Kurzfassung englisch:
Aim of the work was the investigation of the grain size dependence of the pinning behaviour of polycrystalline untextured YBa2Cu3Ox ceramics by measurements in a vibrating sample magnetometer as well as in a new built Hall magnetometer. Powders with different mean grain size and small grain size distributions were prepared. From these powders ceramics were sintered by a procedure which allowed the development of good contacts between the grains without significant grain growth. After the measurements the ceramics were ground to powders, trying to keep the grain size distribution as similar as possible to the one in the ceramics. The measurement of both the powders (starting powder and ground powder) and the ceramics allowed the separation of the inter- and intragrain superconducting properties. Both field- and grain size dependences of the critical current density and the mean effective activation energy were determined.

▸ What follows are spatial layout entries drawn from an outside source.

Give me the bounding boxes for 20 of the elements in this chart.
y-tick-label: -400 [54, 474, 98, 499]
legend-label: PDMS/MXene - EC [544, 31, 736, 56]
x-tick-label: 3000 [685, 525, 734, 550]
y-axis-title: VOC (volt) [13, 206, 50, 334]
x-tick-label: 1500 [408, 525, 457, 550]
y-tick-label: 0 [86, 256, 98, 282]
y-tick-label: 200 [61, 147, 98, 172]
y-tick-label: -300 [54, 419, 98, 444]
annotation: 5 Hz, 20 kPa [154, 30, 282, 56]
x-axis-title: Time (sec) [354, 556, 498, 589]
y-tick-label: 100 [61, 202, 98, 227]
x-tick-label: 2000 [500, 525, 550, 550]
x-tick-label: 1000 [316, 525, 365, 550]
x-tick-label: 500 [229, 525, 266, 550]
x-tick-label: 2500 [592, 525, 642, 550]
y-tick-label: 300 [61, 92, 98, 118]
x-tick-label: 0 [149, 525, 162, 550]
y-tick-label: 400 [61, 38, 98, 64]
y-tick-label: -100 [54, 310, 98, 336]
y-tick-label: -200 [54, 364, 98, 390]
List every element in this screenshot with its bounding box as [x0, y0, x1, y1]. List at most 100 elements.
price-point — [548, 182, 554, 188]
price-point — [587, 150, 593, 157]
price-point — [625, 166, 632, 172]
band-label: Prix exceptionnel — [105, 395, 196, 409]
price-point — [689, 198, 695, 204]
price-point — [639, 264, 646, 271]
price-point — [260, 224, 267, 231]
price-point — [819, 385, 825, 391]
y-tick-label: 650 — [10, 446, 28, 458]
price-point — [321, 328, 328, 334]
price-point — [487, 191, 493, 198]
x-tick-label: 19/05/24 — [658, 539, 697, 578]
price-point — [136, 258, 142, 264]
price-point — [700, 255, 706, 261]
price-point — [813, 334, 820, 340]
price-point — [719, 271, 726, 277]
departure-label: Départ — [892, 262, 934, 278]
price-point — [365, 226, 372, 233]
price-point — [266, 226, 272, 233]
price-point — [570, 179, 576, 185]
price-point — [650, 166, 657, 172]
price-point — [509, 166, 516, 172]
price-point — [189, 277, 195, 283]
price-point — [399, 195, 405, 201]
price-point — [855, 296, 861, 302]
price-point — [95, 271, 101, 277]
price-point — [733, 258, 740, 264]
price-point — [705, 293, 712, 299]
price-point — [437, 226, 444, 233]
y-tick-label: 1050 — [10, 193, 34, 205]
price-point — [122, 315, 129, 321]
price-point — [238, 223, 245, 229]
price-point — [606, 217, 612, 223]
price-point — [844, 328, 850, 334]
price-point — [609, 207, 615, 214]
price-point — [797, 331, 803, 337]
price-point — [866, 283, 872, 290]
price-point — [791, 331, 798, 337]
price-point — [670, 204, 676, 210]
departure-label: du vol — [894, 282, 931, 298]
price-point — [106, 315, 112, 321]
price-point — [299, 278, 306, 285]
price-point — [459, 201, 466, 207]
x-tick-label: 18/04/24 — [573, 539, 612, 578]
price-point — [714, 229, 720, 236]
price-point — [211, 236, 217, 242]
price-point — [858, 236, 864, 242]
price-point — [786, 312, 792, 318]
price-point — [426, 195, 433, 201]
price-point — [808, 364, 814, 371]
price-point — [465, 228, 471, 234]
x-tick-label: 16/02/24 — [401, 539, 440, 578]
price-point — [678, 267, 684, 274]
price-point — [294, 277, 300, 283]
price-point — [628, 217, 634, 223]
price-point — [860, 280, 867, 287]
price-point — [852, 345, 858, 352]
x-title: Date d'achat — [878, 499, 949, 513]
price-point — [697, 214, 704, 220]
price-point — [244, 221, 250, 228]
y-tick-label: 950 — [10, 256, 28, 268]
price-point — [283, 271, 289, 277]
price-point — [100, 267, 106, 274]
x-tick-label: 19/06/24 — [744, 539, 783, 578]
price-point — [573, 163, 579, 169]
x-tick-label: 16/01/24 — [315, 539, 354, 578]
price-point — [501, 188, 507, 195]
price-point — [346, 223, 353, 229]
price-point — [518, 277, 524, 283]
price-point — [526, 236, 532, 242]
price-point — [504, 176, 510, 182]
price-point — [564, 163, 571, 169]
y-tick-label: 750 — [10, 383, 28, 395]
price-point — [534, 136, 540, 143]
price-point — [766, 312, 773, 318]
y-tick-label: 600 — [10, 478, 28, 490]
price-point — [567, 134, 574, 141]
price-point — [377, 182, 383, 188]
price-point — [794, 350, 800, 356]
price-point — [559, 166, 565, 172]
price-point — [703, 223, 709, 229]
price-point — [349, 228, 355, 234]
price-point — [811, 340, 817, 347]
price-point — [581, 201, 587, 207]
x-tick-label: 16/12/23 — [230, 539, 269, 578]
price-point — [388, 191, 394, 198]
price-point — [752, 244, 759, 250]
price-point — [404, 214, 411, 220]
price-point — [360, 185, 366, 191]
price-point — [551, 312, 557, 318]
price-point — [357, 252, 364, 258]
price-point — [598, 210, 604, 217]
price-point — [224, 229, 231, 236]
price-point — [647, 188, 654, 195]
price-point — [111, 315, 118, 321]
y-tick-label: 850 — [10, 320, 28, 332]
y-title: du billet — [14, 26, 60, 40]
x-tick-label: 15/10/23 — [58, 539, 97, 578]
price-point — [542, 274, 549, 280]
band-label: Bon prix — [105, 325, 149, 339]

The Hall magnetometer, which was built up during this work, uses a differential method. Two Hall sensors are used. One of them on top of the sample senses both the signal from the sample and from the applied field, whereas the second one, which is situated in some distance from the sample senses only the applied field. Differentiation of the signals from both sensors allows the separation of the measuring signal from the background signal. The electronics is optimized to have highest sensitivity also in high applied fields. It was possible to measure both the spatial and time dependence of the local field even in fields of 15 T at 4.2 K. A model for calculation of the critical current density in the sample from the measured local field, which takes into account the granular nature of the superconductor, was developed and successfully tested.

The performed measurements in both magnetometers gave the following picture concerning the pinning behaviour. The separation of both the inter- and intragranular pinning properties was successfully done. Two different types of contacts between the grains were identified. First, contacts which can be described as a network of Josephson contacts. They have only low current densities and become nonsuperconducting in increasing fields (socalled "weak links"), and contacts with higher current densities, which allow current transport between grains also in high fields (socalled "strong links"). Those contacts show a different field- and grain size dependence than the Josephson contacts. The analysis of the mean effective activation energy shows, that an individual pinning exists in the intergrain region. It was shown that the pinning in the intergrain region can be made stronger than the pinning in the grains by optimizing the microstructure concerning the grain size.